By Wang Zhaoxing (China Daily) Updated: 2012-06-02 14:00

Despite suggestions to the contrary, China has been continuously deepening and broadening the opening-up of its banking sector

Foreign-funded banks have boomed on the Chinese mainland over the past decades, especially since China's accession to the World Trade Organization in 2001.

While playing an active role in bolstering China's rapid economic development, foreign-funded banks have also shared in the fruits of its rapid growth and enjoyed a big boost in the scale of their own assets and profits. However, some in the West doubt the achievements of foreign banks in China, citing the low proportion of their assets to the country's total banking assets.

Chinese mainland-based foreign banks accounted for 1.93 percent of the country's banking assets in 2011, only 0.11 percentage points higher than 2001. The proportion was 0.45 percentage points lower than the peak of 2.38 percent achieved before the global financial crisis. This is a low proportion whether in developed economies or in emerging nations. Some have also cast doubts on China's opening-up polices in the banking sector and its monitoring environment, arguing that foreign banks have encountered numerous policy restrictions and prejudice in China and the Chinese government has failed to grant them "real national treatment".

All these allegations are groundless. The low proportion of foreign banks in China's banking market does not contradict the fact that they have achieved sustainable and rapid development in the country. The number of both legal entities and subsidiaries foreign banks have set up in China has increased rapidly in recent years. By the end of 2011, some 98 foreign banks had established business organs in China, of which 39 enjoy a legal entity status, up from only 13 a decade ago. The number of their branches has also increased from 190 to 782. More importantly, these foreign banks have achieved a sustainable and rapid growth both in their assets and profits, with an average assets compound growth ratio of 19 percent and an average profit compound growth ratio of 26 percent. This is a praiseworthy performance, especially in the context of the global financial crisis.

The reason why foreign banks have maintained a low and even declining proportion in China's banking market should be largely attributed to the faster asset expansion of China's domestic banks during the same period, especially their drastically increased lending to infrastructure and real estate projects in the wake of the global financial crisis. As a result, their assets have increased dramatically.

The low market share of foreign banks in China should not be used as an excuse to negate their established market orientation and distinctive development paths in China. Different from their Chinese counterparts, foreign banks should try to prevent complete localization in an effort to maintain distinctive market orientations, governance methods and development models.

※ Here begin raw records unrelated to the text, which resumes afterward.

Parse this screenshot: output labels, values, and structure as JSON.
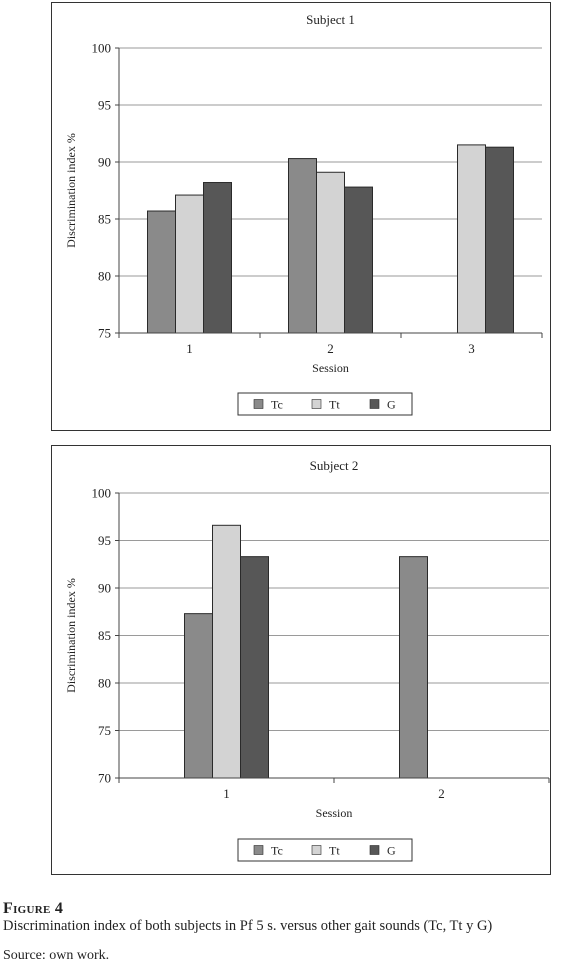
{
  "colors": {
    "Tc": "#8a8a8a",
    "Tt": "#d3d3d3",
    "G": "#575757"
  },
  "chart_data": [
    {
      "type": "bar",
      "title": "Subject 1",
      "xlabel": "Session",
      "ylabel": "Discrimination index %",
      "categories": [
        "1",
        "2",
        "3"
      ],
      "ylim": [
        75,
        100
      ],
      "yticks": [
        75,
        80,
        85,
        90,
        95,
        100
      ],
      "grid": true,
      "legend": "bottom",
      "series": [
        {
          "name": "Tc",
          "values": [
            85.7,
            90.3,
            null
          ]
        },
        {
          "name": "Tt",
          "values": [
            87.1,
            89.1,
            91.5
          ]
        },
        {
          "name": "G",
          "values": [
            88.2,
            87.8,
            91.3
          ]
        }
      ]
    },
    {
      "type": "bar",
      "title": "Subject 2",
      "xlabel": "Session",
      "ylabel": "Discrimination index %",
      "categories": [
        "1",
        "2"
      ],
      "ylim": [
        70,
        100
      ],
      "yticks": [
        70,
        75,
        80,
        85,
        90,
        95,
        100
      ],
      "grid": true,
      "legend": "bottom",
      "series": [
        {
          "name": "Tc",
          "values": [
            87.3,
            93.3
          ]
        },
        {
          "name": "Tt",
          "values": [
            96.6,
            null
          ]
        },
        {
          "name": "G",
          "values": [
            93.3,
            null
          ]
        }
      ]
    }
  ],
  "figure": {
    "label": "Figure 4",
    "caption": "Discrimination index of both subjects in Pf 5 s. versus other gait sounds (Tc, Tt y G)",
    "source": "Source: own work."
  }
}
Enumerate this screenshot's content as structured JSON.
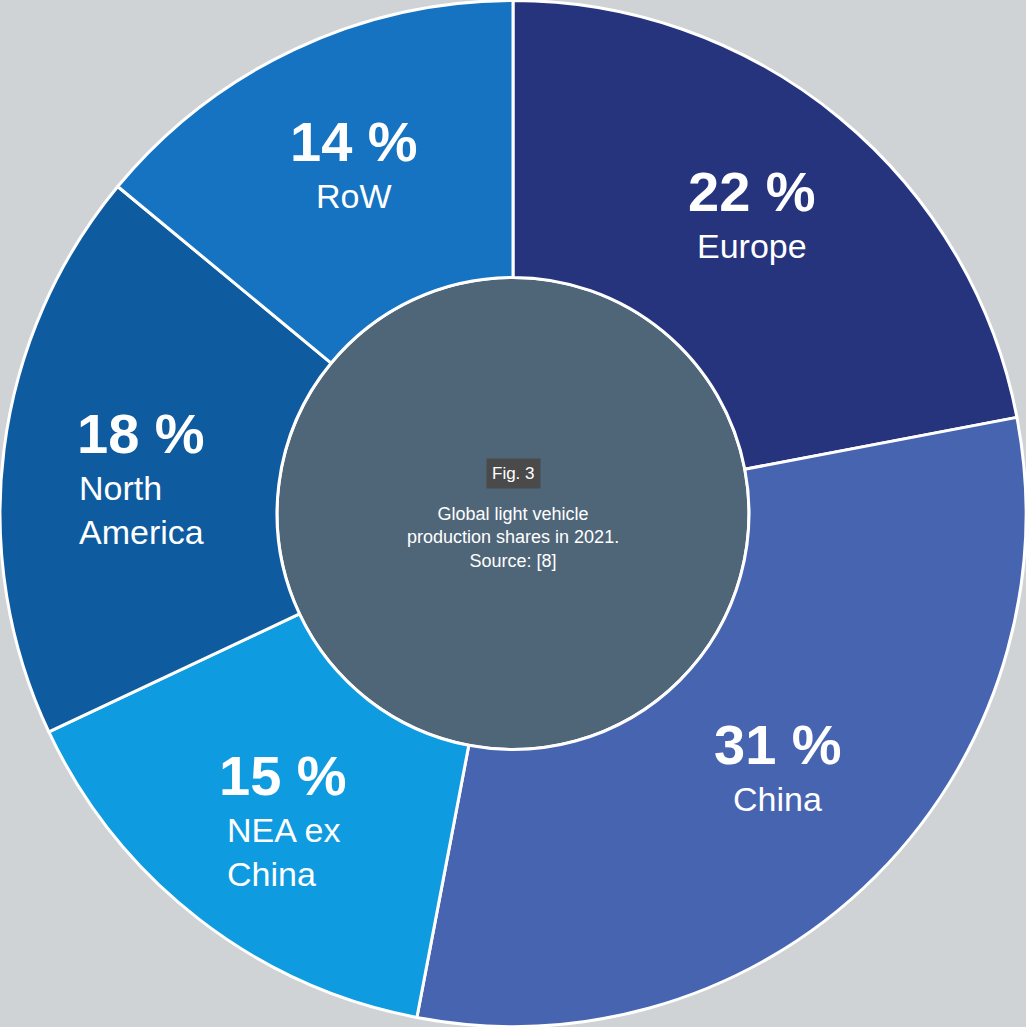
{
  "chart_data": {
    "type": "pie",
    "categories": [
      "Europe",
      "China",
      "NEA ex China",
      "North America",
      "RoW"
    ],
    "values": [
      22,
      31,
      15,
      18,
      14
    ],
    "value_labels": [
      "22 %",
      "31 %",
      "15 %",
      "18 %",
      "14 %"
    ],
    "colors": [
      "#26337d",
      "#4764b0",
      "#0f9be0",
      "#0e5b9f",
      "#1573c2"
    ],
    "data_labels": true,
    "annotations": [
      "Fig. 3",
      "Global light vehicle production shares in 2021. Source: [8]"
    ]
  }
}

The assets of China-based foreign banks should not only include the assets of their China-based legal entities and subsidiaries, but also include their possessed stocks of Chinese-funded banks. To promote its opening-up to the outside, improve its governance and risk management capabilities, and sharpen its international competitiveness, China has continuously deepened and broadened the opening-up of its banking sector over the past decade. For example, foreign banks have not only been allowed to set up in China their solely-funded entities, joint ventures or subsidiaries, they have also been allowed to make investments in China's financial institutions. According to statistics, about 72 foreign financial agencies had made investments in 109 China's financial bodies by the end of 2011, with an accumulated investment of $40 billion. At the start of the global financial crisis, foreign banks held about 7 percent of Chinese banks' stocks. Although the proportion has declined slightly in the wake of the global financial crisis and the deteriorated financial conditions of their parent corporations and the increased pressures for capital withdrawal, there is still space for the proportion to rise.

Over the past three decades China's banking sector has continuously improved its openness to the outside world and increasingly integrated itself into the financial globalization. The domestic banking sector has realized a full and comprehensive opening-up since China's accession to the WTO, especially since the end of its five-year period of membership transition. Numerous restrictive measures on foreign banks have been canceled and a set of unified monitoring standards established, which apply to both foreign banks and their Chinese counterparts. Foreign banks are granted the same treatment as local banks. In a survey conducted ahead of the 10th anniversary of China's WTO membership on the operating environment in China, most foreign banks gave positive approval.

The increased number of legal entities set up by foreign banks and their increased capital operation in China also fully testifies to their growing confidence in China's long-term development and their optimism for the future.

The opening-up of China's banking sector has played a positive role in promoting institutional reforms and the financial innovation of domestic banks, raising their governance and risk management capabilities, and sharpened their international competitiveness.